Анна Малигон. Переводы

Станислав Бельский
АННА МАЛИГОН (1984, Конотоп) — украинская поэтесса и писательница. Автор поэтических книг «Дзвінок у двері» (2003), «Переливання крові» (2012), «Покинутим кораблям» (2012), «Первісний дощ» (2013), «Burnt skin» (2016), «Розарій» (2020), романа «Навчи її робити це» (2013). Лауреат конкурсов «Молоде вино» (2001); «Гранослов» (2002); «Смолоскип» (2005, 2006, 2011), международной украино-немецкой премии имени Олеся Гончара (2009).
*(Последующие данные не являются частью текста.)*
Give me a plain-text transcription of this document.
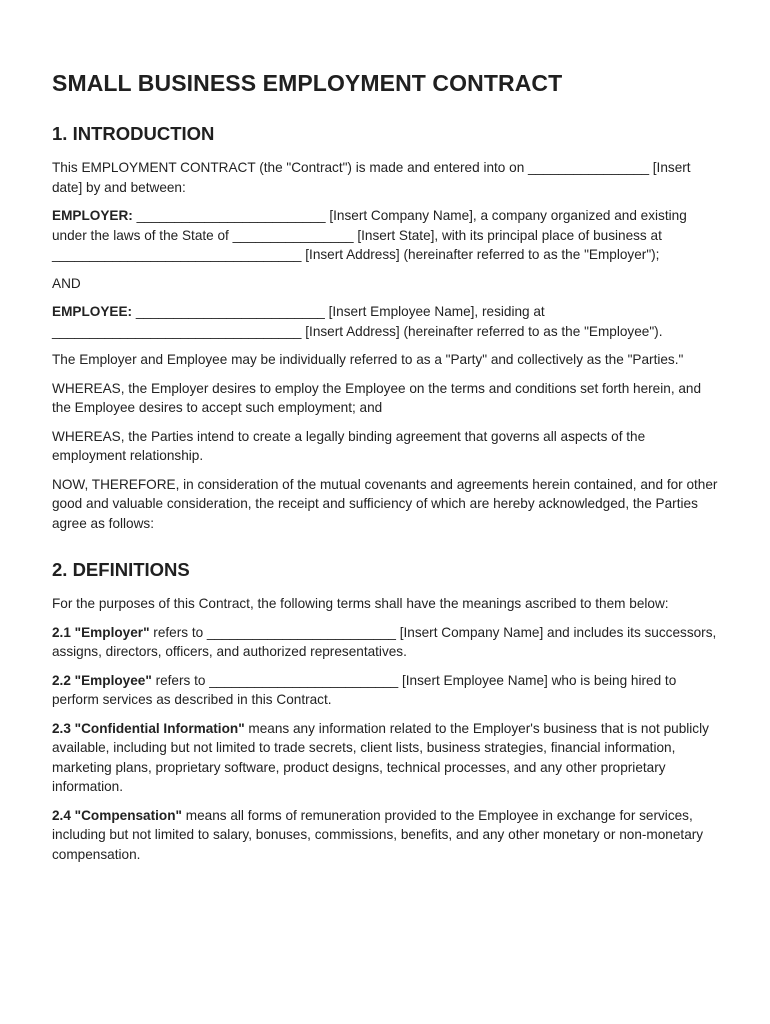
SMALL BUSINESS EMPLOYMENT CONTRACT
1. INTRODUCTION

This EMPLOYMENT CONTRACT (the "Contract") is made and entered into on ________________ [Insert date] by and between:

EMPLOYER: _________________________ [Insert Company Name], a company organized and existing under the laws of the State of ________________ [Insert State], with its principal place of business at _________________________________ [Insert Address] (hereinafter referred to as the "Employer");

AND

EMPLOYEE: _________________________ [Insert Employee Name], residing at _________________________________ [Insert Address] (hereinafter referred to as the "Employee").

The Employer and Employee may be individually referred to as a "Party" and collectively as the "Parties."

WHEREAS, the Employer desires to employ the Employee on the terms and conditions set forth herein, and the Employee desires to accept such employment; and

WHEREAS, the Parties intend to create a legally binding agreement that governs all aspects of the employment relationship.

NOW, THEREFORE, in consideration of the mutual covenants and agreements herein contained, and for other good and valuable consideration, the receipt and sufficiency of which are hereby acknowledged, the Parties agree as follows:

2. DEFINITIONS

For the purposes of this Contract, the following terms shall have the meanings ascribed to them below:

2.1 "Employer" refers to _________________________ [Insert Company Name] and includes its successors, assigns, directors, officers, and authorized representatives.

2.2 "Employee" refers to _________________________ [Insert Employee Name] who is being hired to perform services as described in this Contract.

2.3 "Confidential Information" means any information related to the Employer's business that is not publicly available, including but not limited to trade secrets, client lists, business strategies, financial information, marketing plans, proprietary software, product designs, technical processes, and any other proprietary information.

2.4 "Compensation" means all forms of remuneration provided to the Employee in exchange for services, including but not limited to salary, bonuses, commissions, benefits, and any other monetary or non-monetary compensation.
Проживает в Киеве.

Перевёл с украинского Станислав Бельский


Another side

Я давно хотела спросить: как тебе там, с той стороны войны?
Кажется, там настолько тепло, что снег превращается в молоко,
а мальчик со скрипкой стоит целый год в футболке,
и голуби, подымаясь над ратушей,
зависают между снегом и музыкой,
словно растерянные пули – между душой и телом.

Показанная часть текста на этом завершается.